Itulah karakteristik seseorang dalam menghadapi persoalan. Ada yang hobinya mempersoalkan atau mempersalahkan persoalan. Menyalahkan orang lain atau lingkungan, bukan karena keterbatasan dirinya.
Dengan mengatakan lubangnya yang terlalu dalam! Padahal, persoalan tidak butuh dipersoalkan, yang dibutuhkan adalah jawaban. Dan ada yang memahami bahwa persoalannya ada pada keterbatasan dirinya, dan segera mencari solusinya, tanpa harus mempersalahkan persoalan.
Dalam kaidah persoalan dan jawaban (problem-solving Priciples), apabila kita dihadapkan pada suatu persoalan, maka kita pilah mana yang tetap (fixed) – sebagai konstante yang tidak berubah dan mana yang bisa berubah- sebagai variabel. Dalam kasus ini yang tetap adalah posisi batu-batuan yang akan diambil.
Sedangkan yang bisa berubah adalah pengambil yaitu tangan kita yang harus aktif dalam berperan. Kita yang harus ‘menyesuaikan' dengan persoalan, bukan persoalan yang harus menyesuaikan dengan kita.
Dalam kehidupan, kita tidak akan bisa lari dari persoalan. Begitu kita melarikan diri dari persoalan, kita akan masuk pada persoalan baru. Yang harus kita siapkan adalah kemampuan untuk menjawab persoalan disertai kemampuan memilah dan memilih persoalan yang harus diselesaikan terlebih dahulu.
Kompleksitas Persoalan
Pada Juli 2016, Price Water Coopers (PwC) merilis hasil survei yang telah dilakukan terhadap 2.106 senior executives dunia. Dari survei tersebut menunjukkan bahwa, sofistikasi (kompleksitas) persoalan akan semakin meningkat sejalan dengan waktu dan waktu untuk menyelesaikannya harus semakin cepat.
Bisa dibayangkan, kalau kita sedang ujian. Dengan tingkat kesulitan lebih tinggi, tapi waktu yang diberikan lebih pendek !. Hasil survei tersebut sejalan dengan studi yang telah dilakukan oleh Yves Morieux (Six Simple Rules, How to Manage Complexity Without Getting Complicated, 2014).
Kompleksitas persoalan tersebut diakibatkan oleh jumlah manusia yang semakin bertambah, kemajuan ilmu pengetahuan dan teknologi serta peradaban. Studi yang dilakukan oleh Ian Goldin (Age of Discovery, 2016) menunjukkan bahwa, laju kompleksitas persoalan sosial (socio complexity) lebih cepat dibanding kemampuan pemahaman (cognitive capacity), sehingga semakin banyak misteri atau wilayah kehidupan yang masih gelap (blind zone).

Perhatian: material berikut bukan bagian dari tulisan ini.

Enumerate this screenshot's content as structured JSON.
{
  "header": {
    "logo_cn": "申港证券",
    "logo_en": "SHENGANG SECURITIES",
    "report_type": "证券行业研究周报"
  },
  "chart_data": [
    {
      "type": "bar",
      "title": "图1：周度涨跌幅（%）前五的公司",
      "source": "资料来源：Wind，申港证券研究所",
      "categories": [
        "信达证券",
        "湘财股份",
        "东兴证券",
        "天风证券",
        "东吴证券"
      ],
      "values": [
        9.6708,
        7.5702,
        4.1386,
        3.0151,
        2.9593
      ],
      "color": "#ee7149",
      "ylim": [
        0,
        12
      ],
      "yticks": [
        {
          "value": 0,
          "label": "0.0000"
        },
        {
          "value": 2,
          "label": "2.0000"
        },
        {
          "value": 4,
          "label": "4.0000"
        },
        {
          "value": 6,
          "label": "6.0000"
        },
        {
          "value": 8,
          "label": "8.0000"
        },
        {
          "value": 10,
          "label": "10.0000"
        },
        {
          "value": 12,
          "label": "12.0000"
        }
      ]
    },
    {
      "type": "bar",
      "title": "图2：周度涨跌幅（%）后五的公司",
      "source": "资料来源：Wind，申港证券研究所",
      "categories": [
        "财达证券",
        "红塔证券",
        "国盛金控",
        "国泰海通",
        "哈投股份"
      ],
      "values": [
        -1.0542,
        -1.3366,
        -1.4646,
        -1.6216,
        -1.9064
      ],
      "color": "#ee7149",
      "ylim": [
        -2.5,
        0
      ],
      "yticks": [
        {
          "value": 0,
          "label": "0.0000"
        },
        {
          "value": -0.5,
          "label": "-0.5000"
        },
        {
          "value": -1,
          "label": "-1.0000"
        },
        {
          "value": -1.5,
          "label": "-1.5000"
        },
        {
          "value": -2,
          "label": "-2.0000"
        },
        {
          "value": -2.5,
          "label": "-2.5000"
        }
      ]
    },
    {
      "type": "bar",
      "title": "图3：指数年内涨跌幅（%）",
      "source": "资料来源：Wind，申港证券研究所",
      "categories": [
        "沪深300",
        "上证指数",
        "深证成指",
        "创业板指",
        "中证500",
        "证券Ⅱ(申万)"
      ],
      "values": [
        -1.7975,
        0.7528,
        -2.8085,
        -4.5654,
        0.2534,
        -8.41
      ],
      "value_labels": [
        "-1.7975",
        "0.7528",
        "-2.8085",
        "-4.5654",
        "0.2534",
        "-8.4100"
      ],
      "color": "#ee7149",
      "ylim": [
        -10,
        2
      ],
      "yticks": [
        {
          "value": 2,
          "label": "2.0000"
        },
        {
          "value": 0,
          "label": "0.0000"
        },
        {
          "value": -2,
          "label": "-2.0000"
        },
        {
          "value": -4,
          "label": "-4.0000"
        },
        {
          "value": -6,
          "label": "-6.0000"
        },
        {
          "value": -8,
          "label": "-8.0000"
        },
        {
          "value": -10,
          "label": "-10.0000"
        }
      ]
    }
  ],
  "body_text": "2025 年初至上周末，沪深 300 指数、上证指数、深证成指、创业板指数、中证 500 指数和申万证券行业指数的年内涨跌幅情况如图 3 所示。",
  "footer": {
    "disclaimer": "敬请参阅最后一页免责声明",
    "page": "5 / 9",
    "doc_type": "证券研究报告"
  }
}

Dalam perspektif kehidupan, fenomena ini sungguh sangat wajar, karena kalau semakin lama persoalan kehidupan semakin mudah, berarti kita mengalami proses ‘pembodohan’ atau siklus negatif. Tetapi sebaliknya, kalau derajat kompleksitas semakin tinggi, menjadi tantangan bagi kita untuk melakukan proses percerdasan atau membangun peradaban bersiklus positif.
Melihat kecenderungan masa depan yang semakin kompleks, maka tidak ada pilihan kecuali kita harus meningkatkan kapasitas berpikir orde tinggi (higher order thinking), lebih kreatif dan instuisi yang semakin tajam (intuition sharpness).
Tentu hal ini berbeda dalam tradisi profetik. Seorang Nabi atau Rasul, pengetahuan yang dimilikinya melampaui batas waktu kehidupan. Karena mendapatkan ‘wahyu’ dari Sang Maha Pencipta Kehidupan. Bagi orang yang beriman, keyakinan akan kehidupan setelah kematian bukanlah sebuah khayalan tentang masa depan (self fulfilling prophecy), tetapi sebuah kepastian dan kebenaran.
Keyakinan tersebut tidak harus dibuktikan, karena pernah mengalaminya. Analoginya tidak terlalu sulit. Bagi kita yang pernah membeli mobil baru, pasti dealer nya berpesan, nanti jangan lupa ya, kalau sudah mencapai x km, diganti oli dan seterusnya. Mengapa kita percaya dan kita ikuti?. Karena informasinya bersumber dari yang membuat mobil.
Orang yang Cerdas
Dalam kehidupan itu tidak bisa dilepaskan dari persoalan. Maka Allah Yang Maha Pencipta, dengan sifat Kasih Sayang-Nya, melengkapi dan menyediakan setiap masalah (kesulitan) tersedia banyak jawaban (kemudahan). Setiap penyakit ada obatnya (likulli daa-in dawaa-in). Dan kualitas seseorang salah satu ukurannya adalah berapa banyak masalah yang telah diselesaikan.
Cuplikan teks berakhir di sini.